注意：数据增强和Teacher模型里的增强保持一致。

读取数据

使用pytorch默认读取数据的方式。

    # 读取数据
    dataset_train = datasets.ImageFolder('data/train', transform=transform)
    dataset_test = datasets.ImageFolder("data/val", transform=transform_test)
    with open('class.txt', 'w') as file:
        file.write(str(dataset_train.class_to_idx))
    with open('class.json', 'w', encoding='utf-8') as file:
        file.write(json.dumps(dataset_train.class_to_idx))
    # 导入数据
    train_loader = torch.utils.data.DataLoader(dataset_train, batch_size=BATCH_SIZE, shuffle=True)
    test_loader = torch.utils.data.DataLoader(dataset_test, batch_size=BATCH_SIZE, shuffle=False)

设置模型和Loss

    model_ft = ResNet18()
    print(model_ft)
    num_ftrs = model_ft.fc.in_features
    model_ft.fc = nn.Linear(num_ftrs, 12)
    model_ft.to(DEVICE)
    # 选择简单暴力的Adam优化器，学习率调低
    optimizer = optim.Adam(model_ft.parameters(), lr=modellr)
    cosine_schedule = optim.lr_scheduler.CosineAnnealingLR(optimizer=optimizer, T_max=20, eta_min=1e-9)
    teacher_model=torch.load('./CoatNet/best.pth')
    teacher_model.eval()
    # 实例化模型并且移动到GPU
    criterionKD = NST()
    criterionCls = nn.CrossEntropyLoss()
    # 训练
    val_acc_list= {}
    for epoch in range(1, EPOCHS + 1):
        train(model_ft,teacher_model, DEVICE,criterionCls,criterionKD, train_loader, optimizer, epoch)
        cosine_schedule.step()
        acc=val(model_ft,DEVICE,criterionCls , test_loader)
        val_acc_list[epoch]=acc
        with open('result_kd.json', 'w', encoding='utf-8') as file:
            file.write(json.dumps(val_acc_list))
    torch.save(model_ft, 'resnet_kd/model_final.pth')

设置模型为ResNet18。
修改最后的输出层，将其改为数据集的类别。
设置优化器为Adam。
设置学习率的调节方式为余弦退火算法。
加载Teacher模型，并设置为eval模式。
设置蒸馏loss为criterionKD
设置分类loss为交叉熵。
完成上面的代码就可以开始蒸馏模式！！！

结果比对

加载保存的结果，然后绘制acc曲线。

import numpy as np
from matplotlib import pyplot as plt
import json
teacher_file='result.json'
student_file='result_student.json'
student_kd_file='result_kd.json'
def read_json(file):
    with open(file, 'r', encoding='utf8') as fp:
        json_data = json.load(fp)
        print(json_data)
    return json_data

teacher_data=read_json(teacher_file)
student_data=read_json(student_file)
student_kd_data=read_json(student_kd_file)

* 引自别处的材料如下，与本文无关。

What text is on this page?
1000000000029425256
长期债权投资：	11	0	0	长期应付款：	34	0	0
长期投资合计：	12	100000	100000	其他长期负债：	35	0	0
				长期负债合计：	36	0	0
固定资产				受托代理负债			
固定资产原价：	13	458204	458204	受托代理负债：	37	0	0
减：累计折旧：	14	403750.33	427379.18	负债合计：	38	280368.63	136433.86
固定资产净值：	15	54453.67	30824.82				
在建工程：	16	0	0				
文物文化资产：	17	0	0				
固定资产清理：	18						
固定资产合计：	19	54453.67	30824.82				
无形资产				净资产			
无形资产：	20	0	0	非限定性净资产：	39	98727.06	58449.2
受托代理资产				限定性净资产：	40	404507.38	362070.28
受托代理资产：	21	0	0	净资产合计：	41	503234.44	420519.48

x =[int(x) for x in  list(dict(teacher_data).keys())]
print(x)

plt.plot(x, list(teacher_data.values()), label='teacher')
plt.plot(x,list(student_data.values()), label='student without NST')
plt.plot(x, list(student_kd_data.values()), label='student with NST')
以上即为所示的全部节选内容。